Of Wardrobes and Potters
A story about faith and fairy tales.
Once there was a land where religion had not yet been forgotten. To be sure, it was declining in importance, for the people were busy and prosperous. But most of them carried a vestigial memory of their ancestral faith. And for the children of these not-yet-faithless people, a man of great learning and warm imagination wrote stories that quickly became beloved. A generation of schoolchildren read them at night, dreaming of worlds inside wardrobes.
Her stories were ever-bolder attempts to reassert a truth that only faith could teach: that love is stronger than power and that only sacrificial love can overcome evil.
Many years passed. The land forgot its founding faith. Churches stood empty or were turned into discos and condos. The great man’s stories, full of faith as they were, had done little to stop the receding tide.
But there was another land across the sea. This land, like the first many years before, had not yet entirely forgotten its faith. On Sundays half the people were in church, though often distracted by their cell phones.
Unfortunately, the people of this new land had a hard time making up stories of their own—even though, or perhaps because, they had the most sophisticated storytelling industry ever created. So they spent most of their time retelling others’ stories, and retelling the retellings. Unfortunately, most of the stories they could recall involved boorish post-adolescent males, car chases, and improbably perfect female bodies in short shorts, and each time they retold them, the stories grew duller. The churchgoing among them longed for better stories, but they had few to tell.
Then one day a powerful man among them noticed the stories from the once-not-entirely-faithless land across the sea. They were rich and lovely, with lions and magic and talking animals. They echoed of the religion that many in his land had not yet forgotten. He opened up his storehouse of treasure, containing more gold than any man except a Hollywood executive could ever spend in a lifetime, and the storytelling began.
The result was, of course, wonderful. Finally the hapless storytelling artisans had a real story to work with, and a budget to match. And the people, especially the churchgoers with small children, were delighted. Many, many times they went to the storytelling palaces, and not long afterwards they opened their purses to purchase small silver story platters to enjoy in their homes.
Religious leaders were the most delighted of all. They envisioned a renaissance of faithful storytelling, the opening up of a new era when faithful people would once again tell the best stories.
But what new stories, exactly, would they tell?
In the old land where the great man had once written his tales, a young mother with a classical education was writing hers. The great man’s tales, as wonderful as they were, had lost their power to charm, since the last vestiges of faith had ebbed away. The mother understood that new stories were needed. And she also knew—though who can say exactly how or why?—that there was something true in those now-empty churches. At least we know this: She had made sure that her daughter was baptized.
Yet strangely, her stories displeased some religious people in the new land. Her heroes were too ambiguous, they complained—even though those disillusioned with faith, the context in which she wrote, know from hard experience that all heroes are ambiguous. Her stories had no lion, no obvious divine figure—even though her countrymen saw magical lions as a dream of childhood that had little to offer the grown-up world.
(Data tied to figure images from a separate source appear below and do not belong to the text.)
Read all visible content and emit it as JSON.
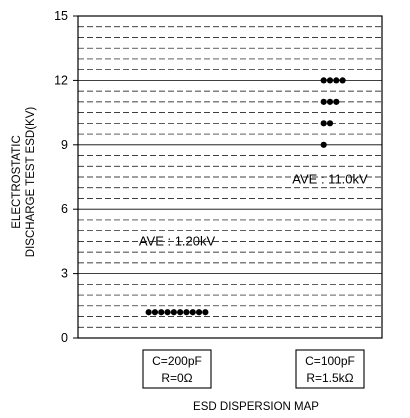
{
  "chart_data": {
    "type": "scatter",
    "title": "",
    "caption": "ESD DISPERSION MAP",
    "ylabel_lines": [
      "ELECTROSTATIC",
      "DISCHARGE TEST ESD(KV)"
    ],
    "ylim": [
      0,
      15
    ],
    "yticks": [
      0,
      3,
      6,
      9,
      12,
      15
    ],
    "minor_step": 0.5,
    "categories": [
      {
        "line1": "C=200pF",
        "line2": "R=0Ω"
      },
      {
        "line1": "C=100pF",
        "line2": "R=1.5kΩ"
      }
    ],
    "series": [
      {
        "category_index": 0,
        "label": "AVE : 1.20kV",
        "label_y": 4.3,
        "points": [
          [
            -5,
            1.2
          ],
          [
            -4,
            1.2
          ],
          [
            -3,
            1.2
          ],
          [
            -2,
            1.2
          ],
          [
            -1,
            1.2
          ],
          [
            0,
            1.2
          ],
          [
            1,
            1.2
          ],
          [
            2,
            1.2
          ],
          [
            3,
            1.2
          ],
          [
            4,
            1.2
          ]
        ]
      },
      {
        "category_index": 1,
        "label": "AVE : 11.0kV",
        "label_y": 7.2,
        "points": [
          [
            -1,
            12
          ],
          [
            0,
            12
          ],
          [
            1,
            12
          ],
          [
            2,
            12
          ],
          [
            -1,
            11
          ],
          [
            0,
            11
          ],
          [
            1,
            11
          ],
          [
            -1,
            10
          ],
          [
            0,
            10
          ],
          [
            -1,
            9
          ]
        ]
      }
    ]
  }
}
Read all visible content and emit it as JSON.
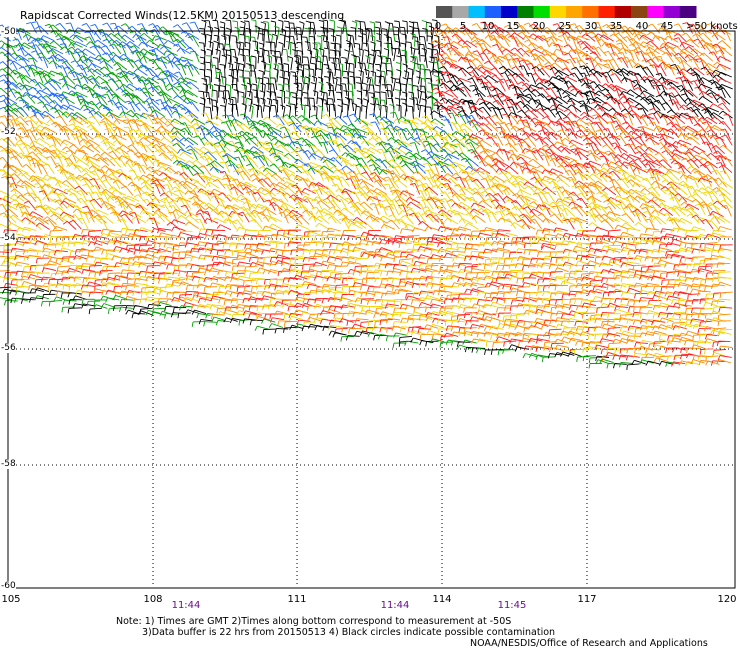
{
  "title": "Rapidscat Corrected Winds(12.5KM) 20150513 descending",
  "colorbar": {
    "labels": [
      "0",
      "5",
      "10",
      "15",
      "20",
      "25",
      "30",
      "35",
      "40",
      "45",
      ">50 knots"
    ],
    "colors": [
      "#555555",
      "#a8a8a8",
      "#00bfff",
      "#1e5fff",
      "#0000c8",
      "#008000",
      "#00dd00",
      "#ffd700",
      "#ffa500",
      "#ff7000",
      "#ff2000",
      "#b00000",
      "#8b4513",
      "#ff00ff",
      "#9400d3",
      "#4b0082"
    ]
  },
  "map": {
    "lat_labels": [
      "-50",
      "-52",
      "-54",
      "-56",
      "-58",
      "-60"
    ],
    "lon_labels": [
      "105",
      "108",
      "111",
      "114",
      "117",
      "120"
    ],
    "time_labels": [
      "11:44",
      "11:44",
      "11:45"
    ]
  },
  "notes": {
    "line1": "Note: 1) Times are GMT 2)Times along bottom correspond to measurement at -50S",
    "line2": "3)Data buffer is 22 hrs from 20150513 4) Black circles indicate possible contamination",
    "credit": "NOAA/NESDIS/Office of Research and Applications"
  },
  "wind_colors": {
    "calm": "#000000",
    "light": "#1a64ff",
    "moderate": "#00a000",
    "fresh": "#f2d400",
    "strong": "#ff8c00",
    "gale": "#ff1a1a"
  }
}
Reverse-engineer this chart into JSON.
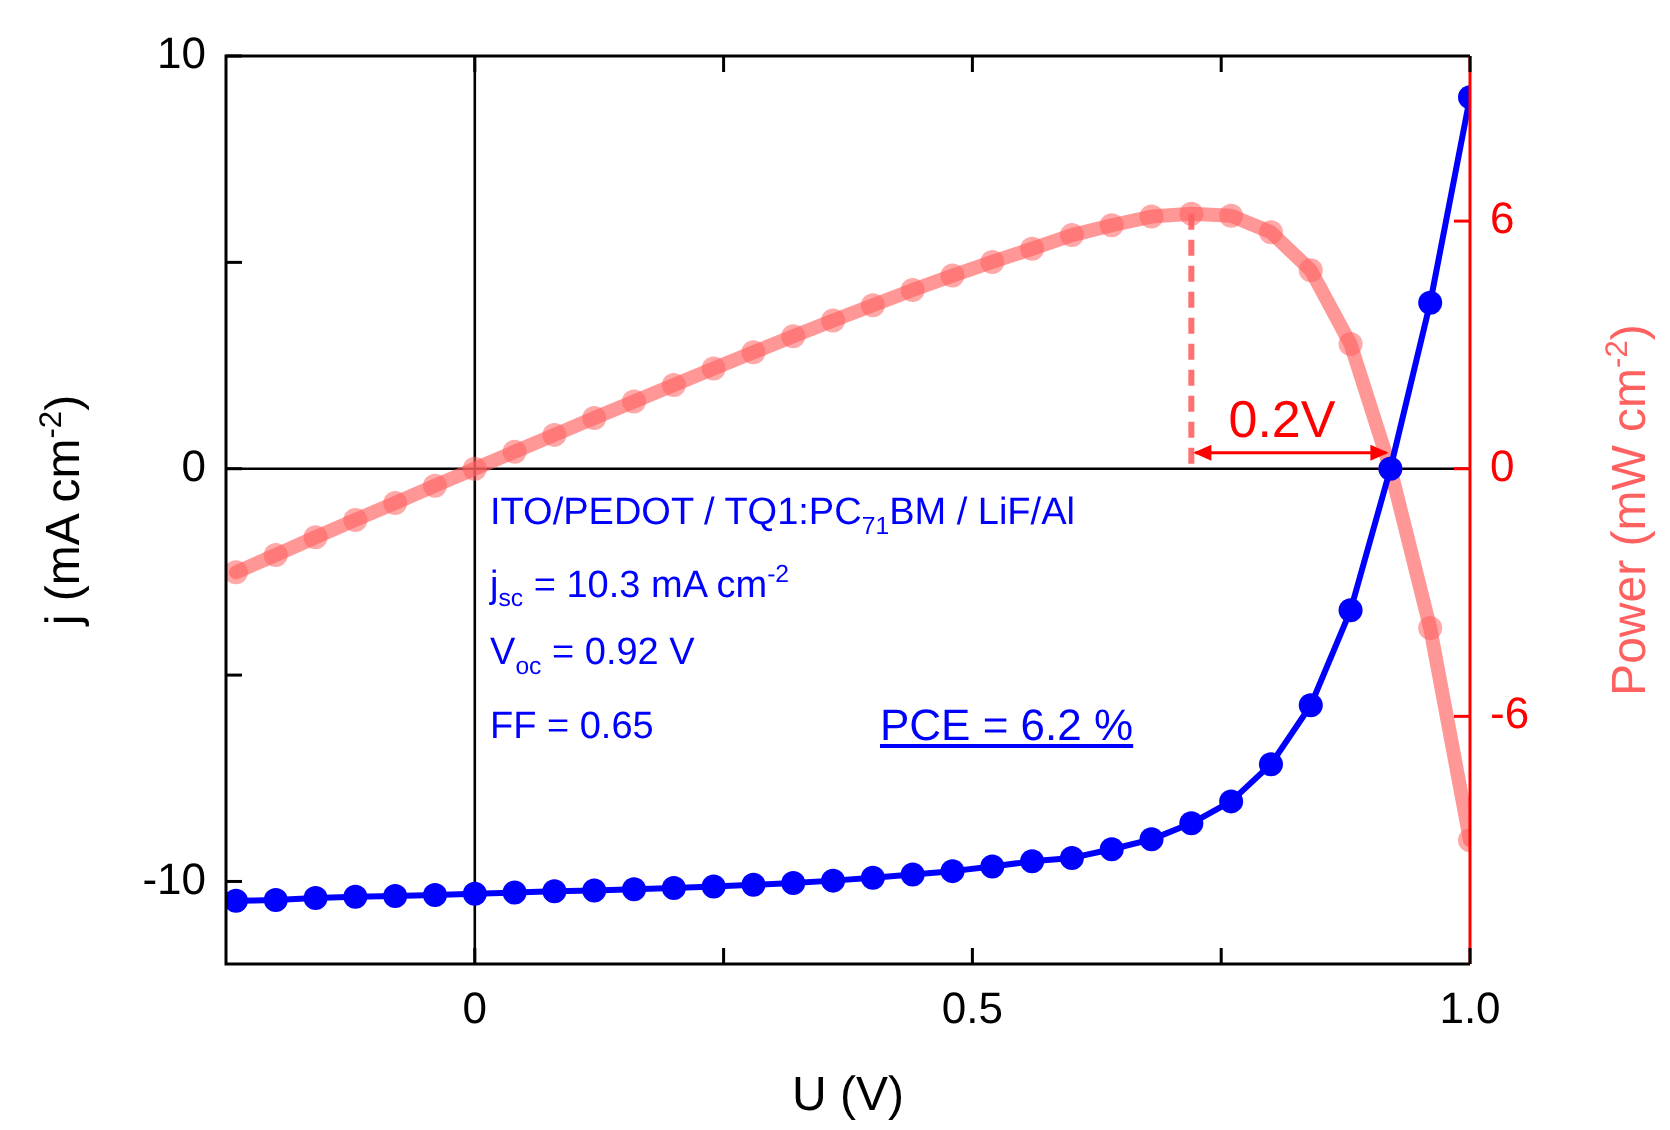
{
  "chart_data": {
    "type": "line",
    "xlabel": "U (V)",
    "ylabel": "j (mA cm$^{-2}$)",
    "y2label": "Power (mW cm$^{-2}$)",
    "x": [
      -0.24,
      -0.2,
      -0.16,
      -0.12,
      -0.08,
      -0.04,
      0,
      0.04,
      0.08,
      0.12,
      0.16,
      0.2,
      0.24,
      0.28,
      0.32,
      0.36,
      0.4,
      0.44,
      0.48,
      0.52,
      0.56,
      0.6,
      0.64,
      0.68,
      0.72,
      0.76,
      0.8,
      0.84,
      0.88,
      0.92,
      0.96,
      1.0
    ],
    "series": [
      {
        "color": "#0000ff",
        "values": [
          -10.47,
          -10.45,
          -10.4,
          -10.37,
          -10.35,
          -10.33,
          -10.3,
          -10.27,
          -10.24,
          -10.22,
          -10.19,
          -10.16,
          -10.12,
          -10.08,
          -10.04,
          -9.98,
          -9.91,
          -9.83,
          -9.75,
          -9.64,
          -9.51,
          -9.43,
          -9.22,
          -8.98,
          -8.59,
          -8.06,
          -7.16,
          -5.73,
          -3.43,
          0,
          4.02,
          9.0
        ]
      },
      {
        "color": "#ff6060",
        "axis": "y2",
        "values": [
          -2.51,
          -2.09,
          -1.66,
          -1.24,
          -0.83,
          -0.41,
          0,
          0.41,
          0.82,
          1.23,
          1.63,
          2.03,
          2.43,
          2.82,
          3.21,
          3.59,
          3.96,
          4.33,
          4.68,
          5.01,
          5.33,
          5.66,
          5.9,
          6.11,
          6.18,
          6.13,
          5.73,
          4.81,
          3.02,
          0,
          -3.86,
          -9.0
        ]
      }
    ],
    "xlim": [
      -0.25,
      1.0
    ],
    "xticks": [
      0,
      {
        "value": 0.25,
        "label": null
      },
      0.5,
      {
        "value": 0.75,
        "label": null
      },
      {
        "value": 1.0,
        "label": "1.0"
      }
    ],
    "ylim": [
      -12,
      10
    ],
    "yticks": [
      -10,
      {
        "value": -5,
        "label": null
      },
      0,
      {
        "value": 5,
        "label": null
      },
      10
    ],
    "y2lim": [
      -12,
      10
    ],
    "y2ticks": [
      -6,
      0,
      6
    ],
    "ref_lines": [
      {
        "axis": "x",
        "value": 0,
        "color": "#000000"
      },
      {
        "axis": "y",
        "value": 0,
        "color": "#000000"
      },
      {
        "axis": "x",
        "value": 0.72,
        "color": "#ff7070",
        "line_style": "dashed"
      }
    ],
    "annotations": [
      "ITO/PEDOT / TQ1:PC$_{71}$BM / LiF/Al",
      "j$_{sc}$ = 10.3 mA cm$^{-2}$",
      "V$_{oc}$ = 0.92 V",
      "FF = 0.65",
      "PCE = 6.2 %",
      "0.2V"
    ],
    "grid": false,
    "legend": false,
    "marker": "circle",
    "line_style": "solid"
  }
}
No matter that her stories echoed with the great struggles of her time against prejudice and terror. No matter that her stories were ever-bolder attempts to reassert a truth that only faith could teach: that love is stronger than power and that only sacrificial love can overcome evil. No matter that unlike the great man’s stories, hers were read not just by children but by college students and young parents and old professors, all staying up late at night to find out what would happen to “the boy who lived,” a boy who just might turn out to be a divine figure after all.
No, some of the religious of the new land were nonplussed by her new stories. They preferred the old ones by the great man from years before. And one can hardly blame them, for her world was not theirs. Still basking in the rays of a sun that had set in her land long ago, they did not yet need new stories.
But the disenchanted world greeted her, and anyone else who could tell a story both new and true, with hungry, hopeful eyes.